I think it is more important to point out what smart scouting-types like Sickels said about these players. Here was his blurb on Syndergaard.

3) Noah Syndergaard, RHP, Grade B+: I'm a believer in his stats, his size, his command, and his fastball, and I think the secondary stuff will come around. Can easily be in the A-range next year.

Compare that to Nicolino’s blurb.

4) Justin Nicolino, LHP, Grade B+: I think Syndergaard's ultimate ceiling is a bit higher, but Nicolino isn't far behind, and is more polished with his secondary pitches. Could also be in the A-range next year.

Both graded out at the same B+ level, making them essentially even prospects. But note the essential difference between the players: ceiling. Syndergaard was the prospect built to be an ace; he is a Thor-like 6’6", 240 pounder with an imposing frame and high velocity coming out of his right arm.
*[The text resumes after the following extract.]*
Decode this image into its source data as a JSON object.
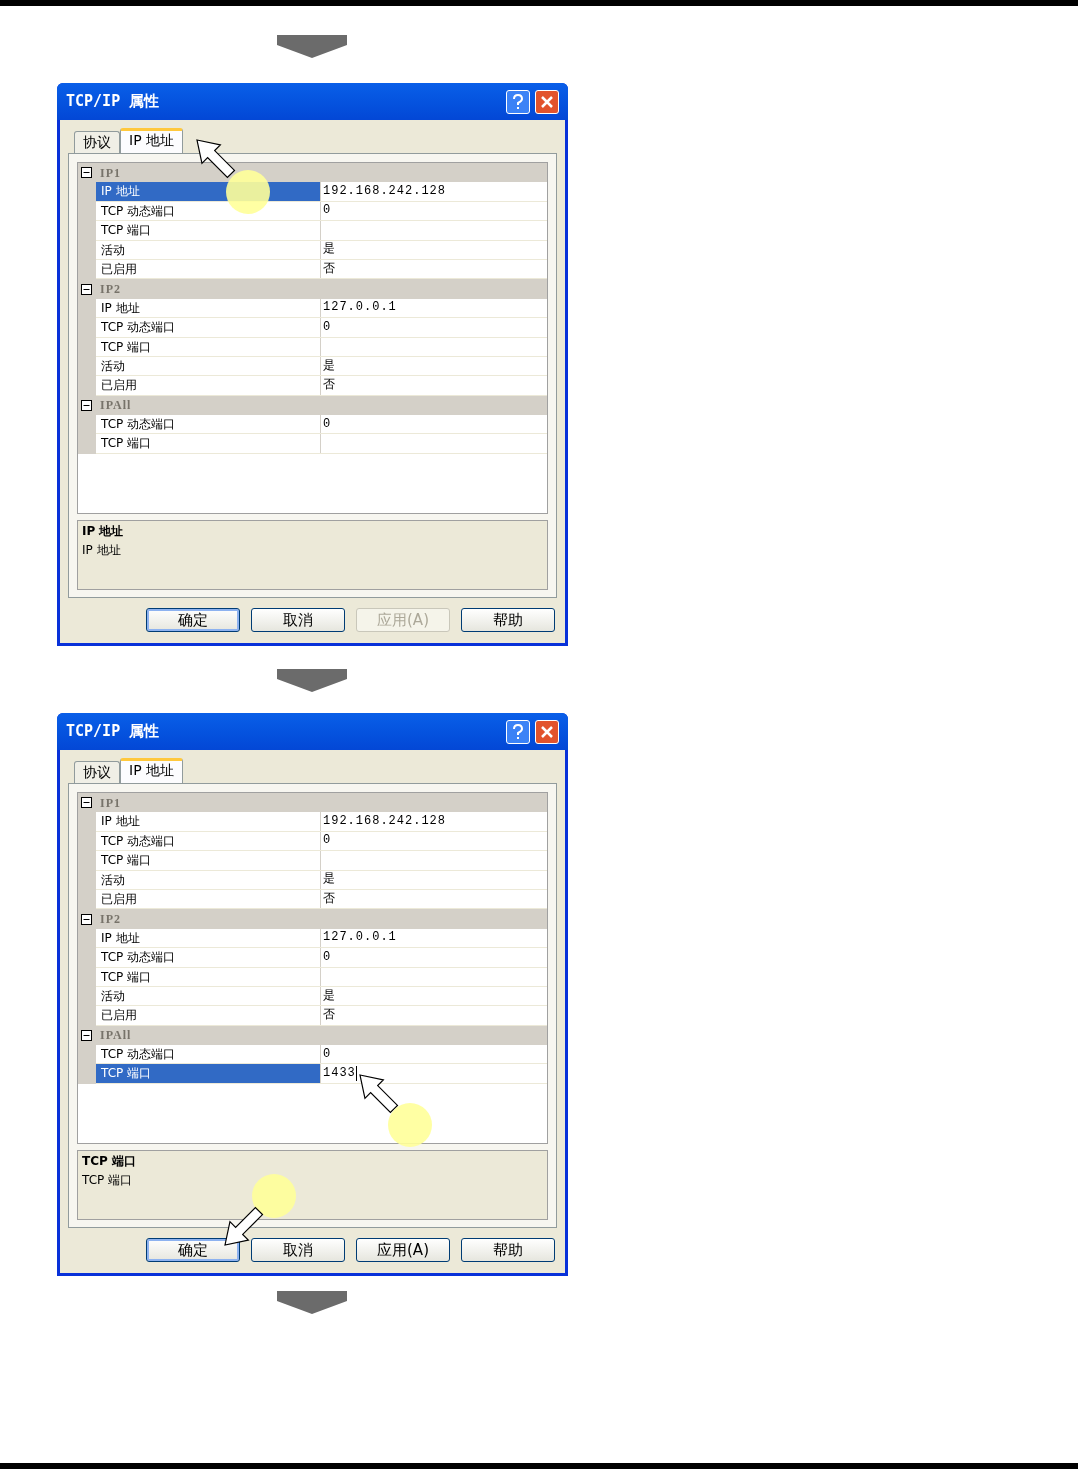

He was a big Texas farmhand from Mansfield, Texas, and ended up being a supplemental first round draft pick in 2010. By contrast, Nicolino was seen as a safer player, a more polished pitcher with good secondary offerings and a lower ceiling. He is 6’3" and 190 pounds throwing in the low 90’s from the left side.

It is an odd thing to compare the two in terms of their outlook from back then, particularly when you know the Marlins’ preference for players in the draft. The team has always swung for the fences in terms of midwestern hard-throwing right-handers; witness the selection of high schooler Tyler Kolek versus the more polished collegiate Carlos Rodon in 2014. The team had swung towards trying to find left-handed pitching for its future rotation, but even then it took a tall lanky midwestern lefty in Andrew Heaney. Nicolino was a surprising choice for Miami, a lower-ceiling option in the low minors.

It is one thing if the Fish were trying to decide between pitchers who might have different arrival times. However, both Nicolino and Syndergaard were coming off seasons in Low-A, and Nicolino was a year older than Syndegaard at the same level. Given how Miami loves upside in its prospects, why would it take the lower-upside guy?

Then again, we know that the Marlins have liked to build their rotation full of strike-throwing ground-ball pitchers, and Nicolino had the control element of his game down in the minors. It only serves to make an odd dichotomy: the Marlins look for high-upside fireballers in the draft and seek low-upside strike-throwers in the majors.

Syndergaard at the time was the guy more likely to become an ace and more likely to bust. Miami chose Nicolino, and clearly in retrospect it was the wrong decision. However, both pitchers were similarly regarded at the time, and Miami wanted a safer bet. The decision to take the higher-floor pitcher may eventually haunt Miami for a long time, but it was a very defensible move at the time.